To address the homelessness crisis in the city Orion proposes a bond with King County, for over $500 million in order to get supportive housing to the chronically homeless in the city. These supportive housing units will have wraparound services, “including mental health and addiction recovery services, and provide the stability and support these residents need for a better future,” Orion said.
Like Nguyen, Orion wants there to be a focus on a mix of affordable and supportive housing. The center of Orion’s affordable housing plan is development based around “light density,” which means more duplexes and triplexes, which would be accomplished through the private sector.
In response to the impacts of homelessness, the Orion campaign focused less on the environmental impacts, but rather the impacts on public health.
“Yes, there’s garbage and needles, but those impacts are not necessarily more than the mess that sheltered people leave,” Laskin said. “They’re just more obvious and more likely to have a public health impact, particularly for those who are unsheltered.”
The Orion campaign is correct that people who are sheltered have a greater environmental impact than unsheltered individuals, however, in 2018 the city of Seattle collected more than 1,180 tons of garbage from unmanaged encampments.
The ideas of candidates like Orion and Nguyen on homelessness and housing affordability are in contrast to incumbent Sawant. The socialist alternative member of the city council believes that Seattle should tax the large corporations in order to supply the city with supportive housing and 100% public housing. This is the only way that Sawant is proposing to solve the homelessness crisis in the city, and what her entire campaign is focused around.
There is nothing more to be said about the incumbent’s housing policy or other policies. All problems in Seattle can be fixed, in Sawant’s opinion, through taxing businesses with a steep progressive tax in order to fund social programs for the masses. In the almost five years she has been in office, little has been done to achieve any of the bold policies Sawant has presented on homelessness, affordability, and environmental issues.

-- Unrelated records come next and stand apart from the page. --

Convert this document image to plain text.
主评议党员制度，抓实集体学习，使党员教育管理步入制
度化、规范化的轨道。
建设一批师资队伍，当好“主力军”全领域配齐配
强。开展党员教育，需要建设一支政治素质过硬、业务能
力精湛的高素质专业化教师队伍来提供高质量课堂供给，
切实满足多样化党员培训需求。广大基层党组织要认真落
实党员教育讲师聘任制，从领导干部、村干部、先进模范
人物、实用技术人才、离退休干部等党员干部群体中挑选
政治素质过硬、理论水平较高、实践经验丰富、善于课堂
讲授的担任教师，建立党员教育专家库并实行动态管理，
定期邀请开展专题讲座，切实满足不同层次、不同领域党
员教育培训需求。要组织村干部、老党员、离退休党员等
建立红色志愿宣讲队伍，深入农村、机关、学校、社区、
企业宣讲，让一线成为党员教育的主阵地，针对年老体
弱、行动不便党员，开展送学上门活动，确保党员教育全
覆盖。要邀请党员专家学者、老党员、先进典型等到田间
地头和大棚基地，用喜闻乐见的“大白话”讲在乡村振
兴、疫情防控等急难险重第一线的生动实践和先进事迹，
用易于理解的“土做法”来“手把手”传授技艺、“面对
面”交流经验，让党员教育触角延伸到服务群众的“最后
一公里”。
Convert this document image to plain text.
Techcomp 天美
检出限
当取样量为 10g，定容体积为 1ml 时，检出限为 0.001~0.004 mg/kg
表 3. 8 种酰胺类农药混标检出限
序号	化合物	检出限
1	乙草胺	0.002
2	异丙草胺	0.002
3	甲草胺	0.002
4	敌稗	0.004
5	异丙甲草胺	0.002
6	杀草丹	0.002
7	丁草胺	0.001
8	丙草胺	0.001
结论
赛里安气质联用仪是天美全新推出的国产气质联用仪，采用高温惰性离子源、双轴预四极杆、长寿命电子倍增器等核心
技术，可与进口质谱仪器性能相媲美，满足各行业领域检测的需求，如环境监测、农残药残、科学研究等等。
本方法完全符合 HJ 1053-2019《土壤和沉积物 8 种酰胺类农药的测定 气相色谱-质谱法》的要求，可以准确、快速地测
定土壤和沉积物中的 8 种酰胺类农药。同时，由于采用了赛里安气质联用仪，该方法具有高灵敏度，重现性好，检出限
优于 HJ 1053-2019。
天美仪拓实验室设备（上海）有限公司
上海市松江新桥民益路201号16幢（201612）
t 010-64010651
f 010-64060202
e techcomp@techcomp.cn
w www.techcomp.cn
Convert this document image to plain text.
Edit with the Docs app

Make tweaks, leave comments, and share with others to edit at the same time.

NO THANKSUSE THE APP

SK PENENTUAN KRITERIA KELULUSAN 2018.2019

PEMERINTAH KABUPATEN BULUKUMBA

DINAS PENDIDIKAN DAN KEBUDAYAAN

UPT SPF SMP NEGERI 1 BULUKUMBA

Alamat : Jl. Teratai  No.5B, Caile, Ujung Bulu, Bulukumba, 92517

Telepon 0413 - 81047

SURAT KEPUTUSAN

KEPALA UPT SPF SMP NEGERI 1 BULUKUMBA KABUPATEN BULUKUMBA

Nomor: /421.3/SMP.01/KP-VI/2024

Along with Nguyen and Orion, Sawant challengers include: Pot shop owner Logan Bowers, IT business owner Pat Murakami, and Zachary DeWolf who won his election last year to be on the Seattle School Board.
On the Aug. 6 primary, voters were clear that they want change in their elected representative, with 64% of voters choosing to vote for a candidate that presented pragmatic and tangible solutions to the crises that Seattle is facing.
As of Aug. 9, Councilwoman Sawant received 36% of the vote, while during her 2015 primary showing she received 52% of the vote. Her challenger in the November general election is Egan Orion, who received 22% of the vote. Ami Nguyen came in 5th place with just over 9% of the vote.
The coming months will show if Orion will be able to bring together a large and inclusive coalition together in order to bring a “fresh start” to city council.